Ее звенящая, лицемерная, как взгляд Горгоны, любезность, была — как комариный зуд над ухом посреди ночи. Беспокойные от голода собаки — и те необъяснимым образом притихли, и, о ужас — завиляли хвостами.
Топклифф не сразу узнал свою незваную гостью, чье лицо было скрыто маской и тенью — а когда узнал, ощутил, как мелко и быстро задергалась его щека. А леди, по всей видимости, приняв его молчание за выражение согласия, ринулась в атаку — шелестя подолом, щебеча о какой-то чепухе, уселась в неосмотрительно оставленное свободное кресло рядом с ним.
***
— Так жаль отца Хэррика, правда ведь, мастер Шекспир? Такой славный — и такая беда. А ведь тогда, на Стьюз-Бэнкс…

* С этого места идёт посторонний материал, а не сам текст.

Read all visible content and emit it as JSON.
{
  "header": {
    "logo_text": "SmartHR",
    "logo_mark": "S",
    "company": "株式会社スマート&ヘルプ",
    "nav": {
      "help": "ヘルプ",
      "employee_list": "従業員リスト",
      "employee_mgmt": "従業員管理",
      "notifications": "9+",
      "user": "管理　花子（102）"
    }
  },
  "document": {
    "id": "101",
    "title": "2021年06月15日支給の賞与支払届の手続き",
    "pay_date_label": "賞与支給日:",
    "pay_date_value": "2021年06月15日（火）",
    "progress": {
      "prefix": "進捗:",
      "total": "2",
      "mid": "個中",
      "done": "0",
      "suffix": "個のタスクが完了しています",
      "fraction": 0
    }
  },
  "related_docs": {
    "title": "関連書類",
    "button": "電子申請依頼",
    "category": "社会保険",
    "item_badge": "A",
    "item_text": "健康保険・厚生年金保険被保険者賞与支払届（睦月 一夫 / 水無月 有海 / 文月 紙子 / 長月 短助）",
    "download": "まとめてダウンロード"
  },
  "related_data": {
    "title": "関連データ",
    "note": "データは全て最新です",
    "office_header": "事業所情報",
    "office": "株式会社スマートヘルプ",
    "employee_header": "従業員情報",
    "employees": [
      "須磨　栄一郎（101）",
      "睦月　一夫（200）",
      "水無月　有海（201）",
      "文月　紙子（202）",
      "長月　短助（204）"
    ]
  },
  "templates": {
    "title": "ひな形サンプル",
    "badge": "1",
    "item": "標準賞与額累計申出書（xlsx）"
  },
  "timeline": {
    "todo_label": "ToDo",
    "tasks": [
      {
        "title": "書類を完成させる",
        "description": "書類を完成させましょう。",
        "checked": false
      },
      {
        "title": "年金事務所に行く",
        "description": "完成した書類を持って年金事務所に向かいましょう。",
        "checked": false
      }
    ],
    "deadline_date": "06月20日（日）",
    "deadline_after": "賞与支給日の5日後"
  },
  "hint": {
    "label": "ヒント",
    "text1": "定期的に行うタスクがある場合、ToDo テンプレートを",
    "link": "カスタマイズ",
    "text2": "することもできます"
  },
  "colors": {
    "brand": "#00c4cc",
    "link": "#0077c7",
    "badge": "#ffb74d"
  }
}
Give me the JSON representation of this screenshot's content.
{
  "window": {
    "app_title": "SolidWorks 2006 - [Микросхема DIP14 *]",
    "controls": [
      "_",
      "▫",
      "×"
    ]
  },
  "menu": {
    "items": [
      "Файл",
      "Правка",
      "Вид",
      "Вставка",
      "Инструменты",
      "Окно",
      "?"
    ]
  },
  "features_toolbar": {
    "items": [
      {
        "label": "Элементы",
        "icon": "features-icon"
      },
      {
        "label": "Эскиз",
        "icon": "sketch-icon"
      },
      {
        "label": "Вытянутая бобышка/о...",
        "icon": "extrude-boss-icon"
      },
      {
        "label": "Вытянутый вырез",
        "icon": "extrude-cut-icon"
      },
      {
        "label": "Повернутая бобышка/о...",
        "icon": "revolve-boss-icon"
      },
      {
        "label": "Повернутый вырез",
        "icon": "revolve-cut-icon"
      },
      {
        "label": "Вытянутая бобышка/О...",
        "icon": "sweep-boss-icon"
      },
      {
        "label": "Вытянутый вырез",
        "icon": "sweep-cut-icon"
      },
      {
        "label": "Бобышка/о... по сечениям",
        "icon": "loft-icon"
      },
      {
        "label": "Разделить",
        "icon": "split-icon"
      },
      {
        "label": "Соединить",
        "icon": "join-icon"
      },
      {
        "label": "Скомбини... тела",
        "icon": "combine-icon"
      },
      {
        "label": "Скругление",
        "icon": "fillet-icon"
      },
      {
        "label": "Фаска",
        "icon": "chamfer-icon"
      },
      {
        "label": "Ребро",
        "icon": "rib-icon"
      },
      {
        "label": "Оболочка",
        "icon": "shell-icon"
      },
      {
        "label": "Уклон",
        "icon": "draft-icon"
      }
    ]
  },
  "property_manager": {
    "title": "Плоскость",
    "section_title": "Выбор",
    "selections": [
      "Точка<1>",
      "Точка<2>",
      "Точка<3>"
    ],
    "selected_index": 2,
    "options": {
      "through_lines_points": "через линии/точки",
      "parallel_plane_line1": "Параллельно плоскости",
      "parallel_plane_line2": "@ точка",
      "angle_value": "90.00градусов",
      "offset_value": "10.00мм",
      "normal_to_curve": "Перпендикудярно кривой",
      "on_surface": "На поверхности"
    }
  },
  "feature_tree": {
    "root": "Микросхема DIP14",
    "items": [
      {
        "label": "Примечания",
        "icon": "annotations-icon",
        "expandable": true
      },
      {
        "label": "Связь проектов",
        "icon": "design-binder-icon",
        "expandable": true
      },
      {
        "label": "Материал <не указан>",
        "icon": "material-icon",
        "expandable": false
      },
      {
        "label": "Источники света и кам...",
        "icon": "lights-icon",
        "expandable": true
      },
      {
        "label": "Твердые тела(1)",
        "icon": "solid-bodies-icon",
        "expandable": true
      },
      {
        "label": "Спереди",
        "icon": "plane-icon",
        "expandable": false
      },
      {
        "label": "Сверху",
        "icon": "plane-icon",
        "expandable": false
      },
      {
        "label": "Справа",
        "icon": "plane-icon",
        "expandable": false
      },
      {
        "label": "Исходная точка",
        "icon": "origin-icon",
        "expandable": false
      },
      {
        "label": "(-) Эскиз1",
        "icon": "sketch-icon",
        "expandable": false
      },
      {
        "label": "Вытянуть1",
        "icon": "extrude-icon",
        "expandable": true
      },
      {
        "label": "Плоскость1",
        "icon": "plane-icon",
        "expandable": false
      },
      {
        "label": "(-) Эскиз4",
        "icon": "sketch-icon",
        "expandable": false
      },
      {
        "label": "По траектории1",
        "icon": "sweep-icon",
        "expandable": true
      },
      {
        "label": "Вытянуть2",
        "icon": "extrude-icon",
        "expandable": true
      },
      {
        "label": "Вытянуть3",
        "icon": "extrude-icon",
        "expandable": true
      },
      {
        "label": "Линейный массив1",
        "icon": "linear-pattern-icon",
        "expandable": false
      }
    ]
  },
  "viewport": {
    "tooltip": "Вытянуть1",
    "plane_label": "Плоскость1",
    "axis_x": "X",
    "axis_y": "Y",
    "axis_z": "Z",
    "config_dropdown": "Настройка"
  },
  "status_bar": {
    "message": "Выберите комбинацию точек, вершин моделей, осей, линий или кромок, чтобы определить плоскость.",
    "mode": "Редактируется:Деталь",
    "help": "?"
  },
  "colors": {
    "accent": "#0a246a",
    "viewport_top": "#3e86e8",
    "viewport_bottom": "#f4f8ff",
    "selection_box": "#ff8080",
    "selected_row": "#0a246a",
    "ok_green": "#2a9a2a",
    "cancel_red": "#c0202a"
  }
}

— Да, да, — выдавил из себя Уилл не в силах отделаться от неприятного разговора и от мысли, что за ними наблюдают, на них оглядываются. Он снова метнулся взглядом ко входу в Преисподнюю — и не увидел ничего, кроме голов, увенчанных шляпами и чепцами, безграничного людского моря, отделявшего его от сцены. Трепыхнулась надежда, что тот, кто караулил их там, в Преисподней, уже ушел, забрав своего цербера с собой, и — погасла тут же, стоило неосторожно поднять голову и напороться на ледяной немигающий взгляд.
Топклифф смотрел прямиком на него.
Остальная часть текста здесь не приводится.